Distortion

Introduction

Recently, a reader of these pages asked me what I meant by “distortion” — a word I use frequently here. My initial impuse was to ask, “Don't you have a dictionary?” But when I looked at several on-line dictionaries, I was dismayed to find that most of them never explain the uses of this word in optics.

Two kinds of “distortion”

Atmospheric optics

To begin with, it's used in two different ways. In connection with mirages and other phenomena of atmospheric optics, it means the changes in shape of the images of distant objects, which are usually either stretched or compressed by changes in lapse rate with height. It's important to notice that atmospheric refraction displaces images only in the vertical direction, because the surfaces of constant density in the air are very nearly horizontal. It's the gradient in refractivity that shifts images; and that gradient is nearly always close to vertical. (The main exception is very close to inclined or vertical surfaces, where the direction of the gradient is perpendicular to the surface — as in mural mirages, for example.)

In this context, distortion  refers to the vertical compression of images in stooping, and the vertical expansion of images in towering. But the atmospheric distortion of images is usually a lot more complicated than that; see the simulations of mirages — especially, those of superior mirages — for examples.

Lens design

The word is also used in connection with lens design, where “distortion” is one of the five classical aberrations of lenses. Here again, the term refers to the deformation of images; but in the optics of lens systems with rotational symmetry, the image displacements are in the radial direction, toward or away from the axis of the system. Distortion in lens systems changes the magnification with distance from the axis, so that straight lines in object space become curved in image space.

If we regard the refracting atmosphere as a lens, it's a very astigmatic one: almost all of its power in in the vertical, and the horizontal power is negligible. From that point of view, we can say that the vertical deformations produced by the atmosphere are something like the lens-makers' astigmatism; but in the context of lenses, the word distortion  is restricted to a particular effect of the third-order term in the expansion of the sine function, while the atmospheric kind of distortion encompasses all orders, and usually involves such high-order terms that the idea of a series expansion is useless.


Other ambiguous words

While we are thinking about ambiguous terminology, maybe it's worth mentioning the word aberration , which appears in two different contexts here.

Optical aberrations

In the previous section, I mentioned optical aberrations, one of which is distortion. There are five different aberrations — to be precise, five different third-order  aberrations — that texts on lens design deal with: spherical; coma; astigmatism; distortion; and field curvature. Each of these arises from the third-order term in the series expansion of the sine function. (There are two angles to be considered, so we have several effects that result from their interactions.)

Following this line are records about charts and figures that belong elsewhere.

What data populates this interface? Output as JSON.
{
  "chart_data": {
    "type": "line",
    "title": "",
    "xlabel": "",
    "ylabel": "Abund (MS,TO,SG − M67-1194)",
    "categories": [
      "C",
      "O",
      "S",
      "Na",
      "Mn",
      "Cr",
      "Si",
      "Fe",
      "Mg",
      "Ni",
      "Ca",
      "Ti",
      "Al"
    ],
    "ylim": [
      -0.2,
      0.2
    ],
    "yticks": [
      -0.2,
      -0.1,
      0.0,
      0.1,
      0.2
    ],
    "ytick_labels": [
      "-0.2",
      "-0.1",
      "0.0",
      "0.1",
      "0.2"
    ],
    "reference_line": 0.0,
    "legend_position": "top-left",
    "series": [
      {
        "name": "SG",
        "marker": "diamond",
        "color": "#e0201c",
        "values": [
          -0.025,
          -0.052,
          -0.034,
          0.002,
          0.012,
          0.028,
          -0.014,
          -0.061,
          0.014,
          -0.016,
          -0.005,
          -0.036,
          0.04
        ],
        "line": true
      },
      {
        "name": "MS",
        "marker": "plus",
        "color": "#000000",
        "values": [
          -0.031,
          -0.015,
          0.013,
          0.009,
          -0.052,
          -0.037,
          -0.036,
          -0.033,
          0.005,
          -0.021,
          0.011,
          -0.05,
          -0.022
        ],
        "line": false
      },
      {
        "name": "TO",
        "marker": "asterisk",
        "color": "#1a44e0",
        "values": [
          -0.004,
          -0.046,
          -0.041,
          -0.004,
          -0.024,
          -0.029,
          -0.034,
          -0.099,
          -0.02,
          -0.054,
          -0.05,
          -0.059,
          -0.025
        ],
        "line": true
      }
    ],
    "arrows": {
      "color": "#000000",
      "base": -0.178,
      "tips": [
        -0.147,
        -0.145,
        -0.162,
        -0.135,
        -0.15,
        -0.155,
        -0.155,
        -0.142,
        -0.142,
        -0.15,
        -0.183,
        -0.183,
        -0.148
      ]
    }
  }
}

Notice that distortion is just one of the five classical third-order aberrations. I was disgusted to find an on-line dictionary that said the words aberration  and distortion  were synonyms; distortion is just one of five third-order aberrations.

In addition, lens designers have to deal with chromatic aberration, which is due to the dispersion of all transparent physical media, whether solid, liquid, or gaseous. (Green flashes are caused by a combination of the dispersion and the distortion of atmospheric refraction.)

Astronomical aberration

But astronomers also deal with a different image displacement, which is due to the relative motion between a light source (such as a star or planet) and the observer. Historically, this effect was named the aberration of light . It was discovered by James Bradley in 1727, though its effects had been noticed earlier; Bradley managed to find a sensible explanation for it. (You will find that Wikipedia has a long page that will tell you more than you want to know about this.)

Today, Bradley's explanation is regarded as obsolete and incorrect. Properly, the aberration of light is a relativistic effect that requires the Special Theory of Relativity to be understood correctly. Fortunately, we need not go into its details here.

Just remember that most of the mentions of aberration  in the bibliography refer to this kind of “aberration”, not the kinds lens designers have to deal with.